Penetapan itu merefleksikan pengakuan dunia terhadap nilai luar biasa dan universal subak sehingga dunia ikut melindunginya dan sekaligus pengakuan subak sebagai budaya asli Indonesia. Adapun lima titik lanskap subak di Bali yang diusulkan sebagai warisan dunia adalah Pura Subak Danau Batur, Danau Batur, Subak Pakerisan, Subak Catur Angga Batukaru, dan Pura Taman Ayun (Kompas, 30/6/2012).
Kompas edisi Selasa (9/4/2019) memberitakan, subak yang diakui UNESCO seluas 19.519,9 hektar dengan kawasan penunjangnya mencapai 1.454,8 hektar, meliputi 17 subak; masing-masing 14 subak di Kabupaten Tabanan dan 3 subak di Kabupaten Gianyar.

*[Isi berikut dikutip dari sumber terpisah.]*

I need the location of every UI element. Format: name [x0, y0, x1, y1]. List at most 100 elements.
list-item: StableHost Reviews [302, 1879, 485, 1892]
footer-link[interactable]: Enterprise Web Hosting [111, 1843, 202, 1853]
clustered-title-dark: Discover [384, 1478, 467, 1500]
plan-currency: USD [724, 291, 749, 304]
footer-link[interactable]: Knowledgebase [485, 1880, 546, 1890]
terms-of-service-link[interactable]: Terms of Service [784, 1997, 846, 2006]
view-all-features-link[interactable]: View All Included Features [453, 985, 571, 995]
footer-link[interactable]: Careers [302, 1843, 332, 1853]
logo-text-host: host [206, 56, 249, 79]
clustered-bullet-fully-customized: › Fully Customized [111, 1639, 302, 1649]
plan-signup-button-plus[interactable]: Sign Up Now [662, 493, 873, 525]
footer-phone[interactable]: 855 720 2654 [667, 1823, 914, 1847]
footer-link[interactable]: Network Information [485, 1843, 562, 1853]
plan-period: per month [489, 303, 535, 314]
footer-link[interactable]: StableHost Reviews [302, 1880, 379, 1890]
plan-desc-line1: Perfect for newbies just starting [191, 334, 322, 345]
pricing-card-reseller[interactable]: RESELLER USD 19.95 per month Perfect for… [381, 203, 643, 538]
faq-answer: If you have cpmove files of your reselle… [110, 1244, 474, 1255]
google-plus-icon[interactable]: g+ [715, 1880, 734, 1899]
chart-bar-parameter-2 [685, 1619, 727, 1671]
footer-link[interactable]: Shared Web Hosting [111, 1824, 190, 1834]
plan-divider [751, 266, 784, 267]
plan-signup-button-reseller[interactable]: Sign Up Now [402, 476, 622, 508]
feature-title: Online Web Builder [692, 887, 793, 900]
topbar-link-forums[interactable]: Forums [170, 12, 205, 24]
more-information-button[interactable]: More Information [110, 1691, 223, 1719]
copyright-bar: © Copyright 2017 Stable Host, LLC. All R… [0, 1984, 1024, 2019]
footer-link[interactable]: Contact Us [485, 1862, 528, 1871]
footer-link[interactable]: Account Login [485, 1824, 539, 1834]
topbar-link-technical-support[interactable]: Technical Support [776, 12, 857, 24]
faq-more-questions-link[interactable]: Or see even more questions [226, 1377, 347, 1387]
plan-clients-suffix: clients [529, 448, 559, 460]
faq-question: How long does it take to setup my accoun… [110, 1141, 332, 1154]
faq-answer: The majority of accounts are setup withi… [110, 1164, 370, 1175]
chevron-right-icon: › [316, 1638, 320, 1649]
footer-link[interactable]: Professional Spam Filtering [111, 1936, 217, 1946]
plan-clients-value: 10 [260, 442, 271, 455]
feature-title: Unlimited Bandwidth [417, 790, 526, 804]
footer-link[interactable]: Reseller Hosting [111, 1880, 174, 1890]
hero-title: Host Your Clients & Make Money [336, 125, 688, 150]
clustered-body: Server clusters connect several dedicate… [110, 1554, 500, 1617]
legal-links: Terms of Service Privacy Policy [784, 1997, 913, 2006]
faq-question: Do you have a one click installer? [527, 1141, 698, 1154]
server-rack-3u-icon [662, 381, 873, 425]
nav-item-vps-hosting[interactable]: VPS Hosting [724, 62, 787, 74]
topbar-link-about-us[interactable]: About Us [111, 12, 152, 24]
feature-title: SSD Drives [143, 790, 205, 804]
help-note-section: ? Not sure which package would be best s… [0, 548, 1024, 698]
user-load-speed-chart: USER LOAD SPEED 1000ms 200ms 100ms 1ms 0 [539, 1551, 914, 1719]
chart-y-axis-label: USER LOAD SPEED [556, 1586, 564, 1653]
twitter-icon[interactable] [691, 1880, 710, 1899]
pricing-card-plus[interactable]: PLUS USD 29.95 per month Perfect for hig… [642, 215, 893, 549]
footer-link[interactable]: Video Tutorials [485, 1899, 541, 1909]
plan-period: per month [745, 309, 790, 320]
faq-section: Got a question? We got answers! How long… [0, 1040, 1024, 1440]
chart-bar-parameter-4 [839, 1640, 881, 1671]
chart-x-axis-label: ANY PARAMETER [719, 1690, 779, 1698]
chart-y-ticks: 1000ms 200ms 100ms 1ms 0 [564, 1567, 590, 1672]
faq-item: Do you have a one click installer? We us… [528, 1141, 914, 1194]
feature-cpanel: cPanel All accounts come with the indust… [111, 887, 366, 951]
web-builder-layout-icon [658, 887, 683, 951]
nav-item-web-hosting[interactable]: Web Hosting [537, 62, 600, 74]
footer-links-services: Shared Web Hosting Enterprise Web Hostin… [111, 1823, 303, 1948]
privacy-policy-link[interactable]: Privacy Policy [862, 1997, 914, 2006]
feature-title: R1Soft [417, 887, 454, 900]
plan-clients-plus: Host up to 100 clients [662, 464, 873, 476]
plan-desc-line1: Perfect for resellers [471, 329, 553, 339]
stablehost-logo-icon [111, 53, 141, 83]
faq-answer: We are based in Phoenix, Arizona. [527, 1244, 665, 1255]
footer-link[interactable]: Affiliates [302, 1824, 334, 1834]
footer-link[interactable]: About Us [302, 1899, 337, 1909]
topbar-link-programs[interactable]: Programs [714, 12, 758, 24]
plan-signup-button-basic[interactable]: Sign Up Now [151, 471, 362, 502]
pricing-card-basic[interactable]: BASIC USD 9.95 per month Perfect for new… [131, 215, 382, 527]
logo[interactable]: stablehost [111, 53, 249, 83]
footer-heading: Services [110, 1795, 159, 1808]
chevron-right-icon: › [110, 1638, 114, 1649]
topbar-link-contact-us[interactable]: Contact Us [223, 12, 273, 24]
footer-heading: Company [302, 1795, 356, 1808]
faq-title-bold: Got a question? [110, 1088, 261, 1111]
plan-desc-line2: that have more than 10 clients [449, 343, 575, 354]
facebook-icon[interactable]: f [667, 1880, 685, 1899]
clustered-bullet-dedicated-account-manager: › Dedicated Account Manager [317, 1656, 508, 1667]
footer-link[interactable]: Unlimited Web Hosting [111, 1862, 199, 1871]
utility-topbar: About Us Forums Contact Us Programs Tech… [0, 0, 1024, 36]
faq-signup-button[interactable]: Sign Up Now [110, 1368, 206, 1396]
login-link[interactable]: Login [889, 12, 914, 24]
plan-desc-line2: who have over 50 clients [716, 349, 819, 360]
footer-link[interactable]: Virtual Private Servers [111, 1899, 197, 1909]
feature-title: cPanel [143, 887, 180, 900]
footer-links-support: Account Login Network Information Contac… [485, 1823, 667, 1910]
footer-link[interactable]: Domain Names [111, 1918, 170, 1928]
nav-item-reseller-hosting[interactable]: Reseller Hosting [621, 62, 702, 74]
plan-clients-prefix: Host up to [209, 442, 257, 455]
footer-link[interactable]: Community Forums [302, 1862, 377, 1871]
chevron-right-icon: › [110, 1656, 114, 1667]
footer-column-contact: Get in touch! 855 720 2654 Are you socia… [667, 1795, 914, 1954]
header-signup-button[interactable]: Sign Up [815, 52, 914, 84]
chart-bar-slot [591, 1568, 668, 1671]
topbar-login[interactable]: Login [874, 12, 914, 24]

Pengakuan dunia terhadap keberadaan subak di Bali mengangkat daya tarik pariwisata budaya di Bali. Dalam liburannya di Bali, Presiden Amerika Serikat ke-44 Barack Obama bersama keluarga mengunjungi kawasan Jatiluwih di Kecamatan Penebel, Kabupaten Tabanan, Minggu (25/6/2017). Kawasan Jatiluwih termasuk lanskap subak di Bali yang ditetapkan UNESCO sebagai Warisan Budaya Dunia.
Dari laman https://buleleng.bulelengkab.go.id yang diakses Senin (29/6), subak berasal dari bahasa Bali dan kata subak terdapat pada Prasasti Pandak Badung sekitar tahun 1072 Masehi.
Subak mengacu pada lembaga sosial dan keagamaan yang unik, memiliki pengaturan tersendiri, dan asosiasi yang demokratis dari petani dalam menetapkan penggunaan air irigasi. Keberadaan subak diasosiaskan manifestasi konsep Tri Hita Karana, atau hubungan harmoni dari tiga penyebab kebahagiaan dan kesejahteraan, yakni manusia, Tuhan, dan lingkungan.
Pemprov Bali mengalokasikan bantuan kepada subak dan juga desa adat di Bali melalui bantuan keuangan khusus (BKK). Setiap subak mendapatkan bantuan sebesar Rp 50 juta per tahun.
Windia menyebutkan, jumlah subak di Bali diperkirakan sebanyak 1.599 buah dengan total luas mencapai 70.000 hektar. ”Jumlah subak melebihi jumlah desa adat di Bali karena keberadaan subak mengacu pada sumber air dan pura subak,” kata Windia, Senin.